Excellent article de Laurent Mermet et Farid Benhammou dans Ecologie et politique 31 (2005) : "Prolonger l'inaction environnementale dans un monde familier : la fabrication stratégique de l'incertitude sur les ours du Béarn".
L'article explique comment, alors que les études les plus précises sur l'écologie et la démographie des ours des Pyrénées étaient achevées en 1980, les quinze années d'inaction qui suivirent entraînèrent la population ursine jusqu'au seuil de non-retour. Cela parce que la mission ours fut confiée à un Institut du Patrimoine du Haut-Béarn (IPHB), constitué d'élus locaux, qui loin de jouer le jeu démocratique (mettre en place un programme de gouvernement ayant fait l'objet d'une large concertation) s'empressèrent de dénoncer le diktat des scientifiques, opposant aux arguments issus des enquêtes d'autres arguments, issus de la sagesse populaire. Les auteurs de l'article parlent "d'anti-expertise" puisqu'elle consiste à mettre sur le même plan les chiffres issus de dénombrements et ceux qui arrangent les chasseurs et les bergers: "Combien y a-t-il d'ours? 5 selon la police, 8 selon les manifestants" déclare le directeur de l'IPHB, cité par les auteurs, le programme de gouvernement étant assimilé à "la police".

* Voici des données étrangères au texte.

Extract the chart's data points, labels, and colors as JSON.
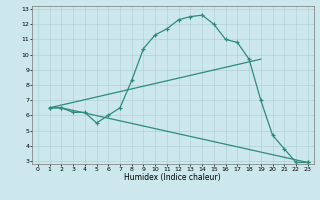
{
  "line1_x": [
    1,
    2,
    3,
    4,
    5,
    6,
    7,
    8,
    9,
    10,
    11,
    12,
    13,
    14,
    15,
    16,
    17,
    18,
    19,
    20,
    21,
    22,
    23
  ],
  "line1_y": [
    6.5,
    6.5,
    6.2,
    6.2,
    5.5,
    6.0,
    6.5,
    8.3,
    10.4,
    11.3,
    11.7,
    12.3,
    12.5,
    12.6,
    12.0,
    11.0,
    10.8,
    9.7,
    7.0,
    4.7,
    3.8,
    2.9,
    2.9
  ],
  "line2_x": [
    1,
    2,
    23
  ],
  "line2_y": [
    6.5,
    6.5,
    2.9
  ],
  "line3_x": [
    1,
    19
  ],
  "line3_y": [
    6.5,
    9.7
  ],
  "color": "#2e8b7a",
  "bg_color": "#cce8ec",
  "xlabel": "Humidex (Indice chaleur)",
  "xlim": [
    -0.5,
    23.5
  ],
  "ylim": [
    2.8,
    13.2
  ],
  "xticks": [
    0,
    1,
    2,
    3,
    4,
    5,
    6,
    7,
    8,
    9,
    10,
    11,
    12,
    13,
    14,
    15,
    16,
    17,
    18,
    19,
    20,
    21,
    22,
    23
  ],
  "yticks": [
    3,
    4,
    5,
    6,
    7,
    8,
    9,
    10,
    11,
    12,
    13
  ],
  "grid_color": "#aaccd4",
  "marker": "+"
}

En février 2003, Roselyne Bachelot (citée par les auteurs), ministre de l'Ecologie, relayait ces chiffres devant un parterre d'élus: "j'ai le sentiment que l'on ne sait pas exactement ce qui se passe, que la question scientifique n'est pas totalement réglée, et quand on dit 'il y a une population de 5 à 8 ours' la question n'est pas du tout la même". Roselyne Bachelot poursuit en expliquant que s'il ne reste qu'une femelle, la population est condamnée, s'il y en a deux, elle est sauvée. Rappelons, avec les auteurs, que le chiffre de huit ours est le fruit d'un "sentiment partagé" par les associations de chasseurs et de bergers.

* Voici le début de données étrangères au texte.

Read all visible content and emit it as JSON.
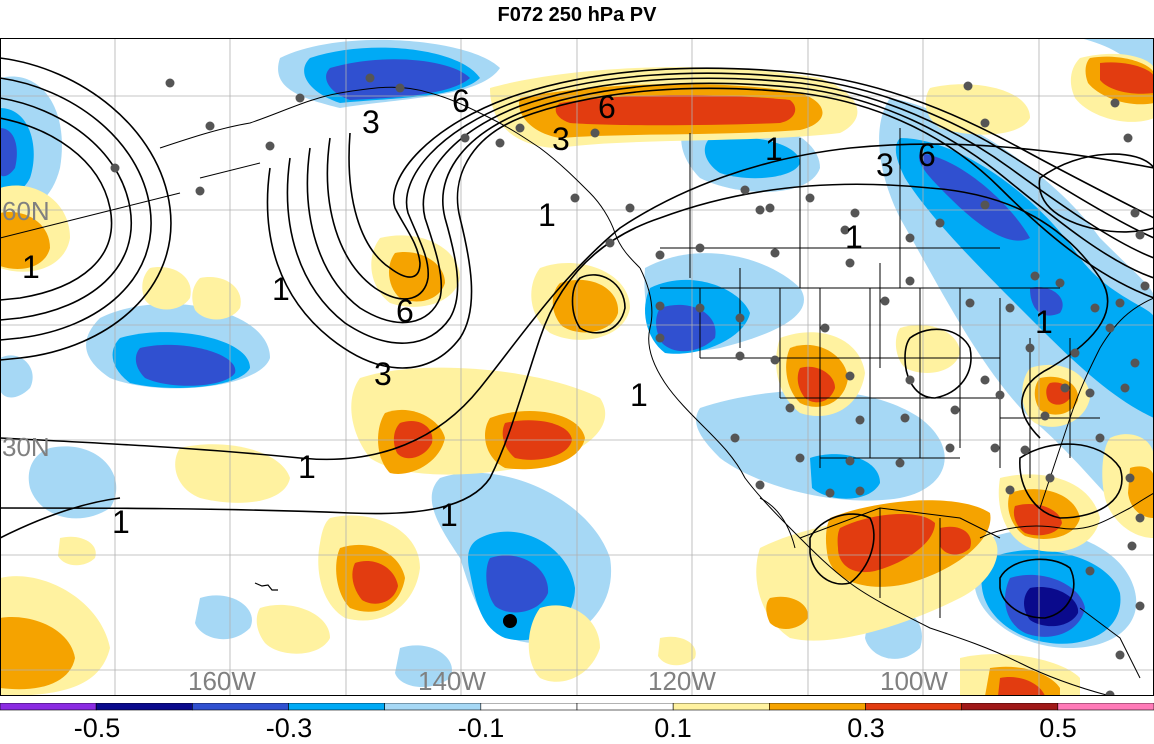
{
  "title": "F072 250 hPa PV",
  "map": {
    "lat_labels": [
      {
        "text": "60N",
        "lat": 60
      },
      {
        "text": "30N",
        "lat": 30
      }
    ],
    "lon_labels": [
      {
        "text": "160W",
        "lon": -160
      },
      {
        "text": "140W",
        "lon": -140
      },
      {
        "text": "120W",
        "lon": -120
      },
      {
        "text": "100W",
        "lon": -100
      }
    ],
    "contour_labels": [
      {
        "text": "3"
      },
      {
        "text": "6"
      },
      {
        "text": "6"
      },
      {
        "text": "3"
      },
      {
        "text": "1"
      },
      {
        "text": "3"
      },
      {
        "text": "6"
      },
      {
        "text": "1"
      },
      {
        "text": "1"
      },
      {
        "text": "6"
      },
      {
        "text": "3"
      },
      {
        "text": "1"
      },
      {
        "text": "1"
      },
      {
        "text": "1"
      },
      {
        "text": "1"
      },
      {
        "text": "1"
      }
    ]
  },
  "colorbar": {
    "colors": [
      "#8a2be2",
      "#0a0a8c",
      "#3050d0",
      "#00aaf5",
      "#a6d8f5",
      "#ffffff",
      "#ffffff",
      "#fff2a0",
      "#f5a300",
      "#e23c10",
      "#a01818",
      "#ff7ab8"
    ],
    "tick_labels": [
      "-0.5",
      "-0.3",
      "-0.1",
      "0.1",
      "0.3",
      "0.5"
    ]
  }
}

Mais ce qui transparaît dans cette querelle de chiffres, c'est la volonté pernicieuse de casser un programme gouvernemental en se servant des armes du "principe de précaution", qui est rigoureusement inverse. Quand une espèce animale, protégée au niveau mondial, atteint un seuil d'extinction, le principe de précaution devrait s'appliquer, de larges espaces alloués à sa protection exclusive, en vertu d'accords internationaux que la France a signés (CDB, 1992). Le principe d'incertitude, qui emploie la même argumentation, la retourne afin de paralyser l'action préventive en jetant la suspicion sur la validité de l'approche scientifique.

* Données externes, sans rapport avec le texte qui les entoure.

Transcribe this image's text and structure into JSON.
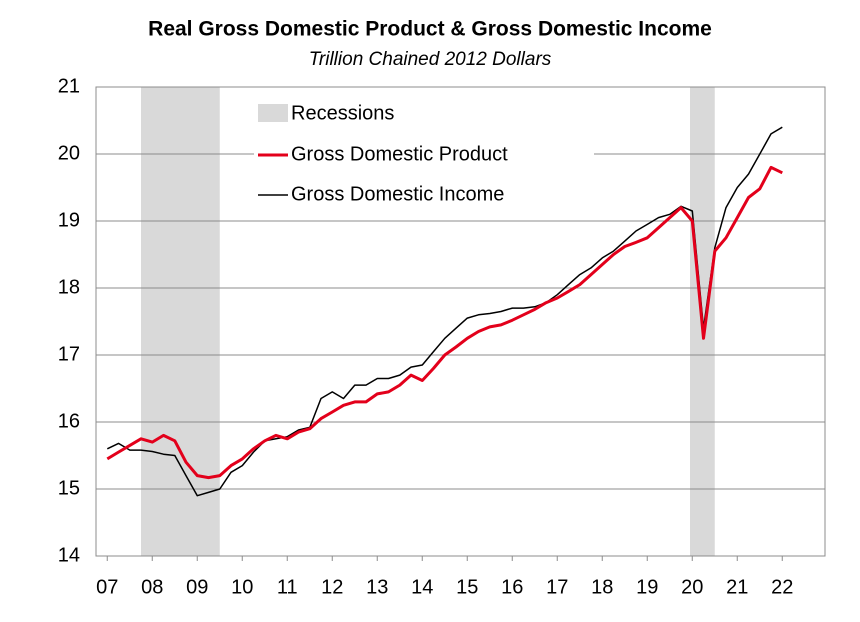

Dans le cas de l'ours, cette position est allée extrêmement loin puisque les associations de chasseurs et de pasteurs, minoritaires mais armés, ont su imposer le silence à leurs adversaires locaux, interdire la tenue de manifestations sur place (telle celle que voulait organiser le WWF), discréditer et entraver les missions d'expertises dépêchées sur les lieux, et enfin, abattre la dernière ourse de souche pyrénéenne, Canelle, qui venait de mettre bas, en organisant une battue sur le territoire où elle avait été observée.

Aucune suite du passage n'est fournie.